わが街、神奈川県大和市にも多くの怪談がうわさされている。私は科学者(自称)なので、心霊現象やUFOは信じないものの、奇怪な現象が起こっていることは認めるものである。以下は、私が実際に体験した奇怪現象である。決してうしみつ時に読まれないように注意いただきたい。


「鳥肌が立つ女子高生」

 あれは暑い日だった。食欲のわかない日が続く中、なんとか夏ばてを防ごうと、無理して食事する毎日が続いていた。少しは健康にいいものをと思い、近くの弁当屋へ出かけた。そこの弁当屋はおばあさんだけで作っているため、味が全般にすっぱく、若者の口には合わない弁当屋として有名だ。ところが、その日は女子高生がお弁当を買いにきているではないか!物好きな若者だと思いながら弁当屋へ近づいた。

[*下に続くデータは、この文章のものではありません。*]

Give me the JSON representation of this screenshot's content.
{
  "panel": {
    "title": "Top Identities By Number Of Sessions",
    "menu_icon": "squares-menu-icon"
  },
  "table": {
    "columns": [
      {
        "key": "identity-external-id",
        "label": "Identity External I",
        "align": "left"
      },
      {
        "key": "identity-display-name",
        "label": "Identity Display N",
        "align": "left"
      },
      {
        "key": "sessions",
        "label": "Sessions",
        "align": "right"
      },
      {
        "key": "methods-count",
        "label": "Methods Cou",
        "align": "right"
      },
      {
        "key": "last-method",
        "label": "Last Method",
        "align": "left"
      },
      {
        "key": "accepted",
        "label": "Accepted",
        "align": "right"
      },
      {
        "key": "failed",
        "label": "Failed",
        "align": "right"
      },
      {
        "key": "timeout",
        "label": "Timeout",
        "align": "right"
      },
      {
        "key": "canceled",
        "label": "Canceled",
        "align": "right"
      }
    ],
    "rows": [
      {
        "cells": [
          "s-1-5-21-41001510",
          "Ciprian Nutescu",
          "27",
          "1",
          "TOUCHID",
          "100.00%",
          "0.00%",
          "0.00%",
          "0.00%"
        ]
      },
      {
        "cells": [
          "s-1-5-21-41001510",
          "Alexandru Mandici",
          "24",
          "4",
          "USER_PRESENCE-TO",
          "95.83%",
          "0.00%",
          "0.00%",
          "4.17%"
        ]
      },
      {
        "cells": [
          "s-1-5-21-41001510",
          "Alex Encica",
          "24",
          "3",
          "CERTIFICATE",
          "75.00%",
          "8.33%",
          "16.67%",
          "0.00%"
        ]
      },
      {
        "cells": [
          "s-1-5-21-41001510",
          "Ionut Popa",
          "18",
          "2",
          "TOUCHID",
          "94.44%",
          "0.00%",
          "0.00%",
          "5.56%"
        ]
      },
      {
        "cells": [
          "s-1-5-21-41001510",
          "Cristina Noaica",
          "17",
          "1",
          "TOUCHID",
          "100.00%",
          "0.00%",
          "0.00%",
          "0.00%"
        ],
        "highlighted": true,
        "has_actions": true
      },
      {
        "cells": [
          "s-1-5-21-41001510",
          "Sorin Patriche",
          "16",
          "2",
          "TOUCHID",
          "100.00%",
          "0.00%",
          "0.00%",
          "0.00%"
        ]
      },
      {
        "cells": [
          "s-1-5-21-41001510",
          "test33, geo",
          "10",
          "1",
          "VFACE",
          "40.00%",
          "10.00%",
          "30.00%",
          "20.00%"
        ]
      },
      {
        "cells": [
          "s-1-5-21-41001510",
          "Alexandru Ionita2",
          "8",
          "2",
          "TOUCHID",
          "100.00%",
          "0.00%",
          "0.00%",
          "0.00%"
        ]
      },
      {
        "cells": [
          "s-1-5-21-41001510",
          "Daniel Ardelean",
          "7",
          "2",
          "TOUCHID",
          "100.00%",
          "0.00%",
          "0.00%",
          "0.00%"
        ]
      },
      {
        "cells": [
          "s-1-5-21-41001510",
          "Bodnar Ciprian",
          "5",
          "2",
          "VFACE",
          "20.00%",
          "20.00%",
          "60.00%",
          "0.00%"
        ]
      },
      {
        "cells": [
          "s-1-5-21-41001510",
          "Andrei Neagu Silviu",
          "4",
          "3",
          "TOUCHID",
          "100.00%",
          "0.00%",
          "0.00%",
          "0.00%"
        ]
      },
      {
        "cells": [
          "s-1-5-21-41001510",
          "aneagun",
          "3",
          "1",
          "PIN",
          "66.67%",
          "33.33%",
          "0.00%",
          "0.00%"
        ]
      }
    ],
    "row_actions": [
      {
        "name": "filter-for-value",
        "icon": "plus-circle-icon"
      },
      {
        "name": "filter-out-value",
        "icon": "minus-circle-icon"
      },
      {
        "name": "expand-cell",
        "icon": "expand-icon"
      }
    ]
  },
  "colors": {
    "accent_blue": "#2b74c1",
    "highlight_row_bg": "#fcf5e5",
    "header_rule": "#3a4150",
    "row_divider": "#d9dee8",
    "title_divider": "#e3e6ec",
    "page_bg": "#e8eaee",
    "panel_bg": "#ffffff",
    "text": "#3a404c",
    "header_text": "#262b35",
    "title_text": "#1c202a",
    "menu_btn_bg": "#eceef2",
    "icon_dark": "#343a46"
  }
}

弁当屋の前まできて、私が注文しようとしたら、その女子高生が振り向いた。ぎゃ〜〜〜〜〜〜
 服は女子高生だった。確かに首から下は女子高生だった。ルーズソックスもはいていた。し、しかし、顔は50過ぎのおばさんではないか。あってはならないものを見てしまった。食欲がうせた。暑い日の悲劇だった。数日間、体調を壊した。

「動く電信柱」

 季節は梅雨に入ったにもかかわらず、この日は暑かった。「鳥肌が立つ女子高生」を目撃してしまった奇怪現象スポットから距離にしてほんの50mくらいのところにあるコンビニでのことだった。なぜかおにぎりが売り切れており、しぶしぶ菓子パンを買って車中で食べた。その時、何か時空がゆがんだような気がした。あまり気にも止めず、食べ終わって車をバックさせてハンドルを左へ切った。あっ!!気がついたときには、電信柱が私の新車へぶつかってきたではないか。なんということだ。電信柱が動くとは・・。
 おかげで私の新車のフェンダーがへこんだ。新車なのに。しかし、怒りよりも恐ろしさが上回った。
 ぶつかってきた電信柱は、何事もなかったかのように、今でもそこに立っている。またいつ動き出すかわからない。奇怪現象が多発するスポットは、通勤のため毎日通過せざるを得ない。そっと手を合わせる日が続いている。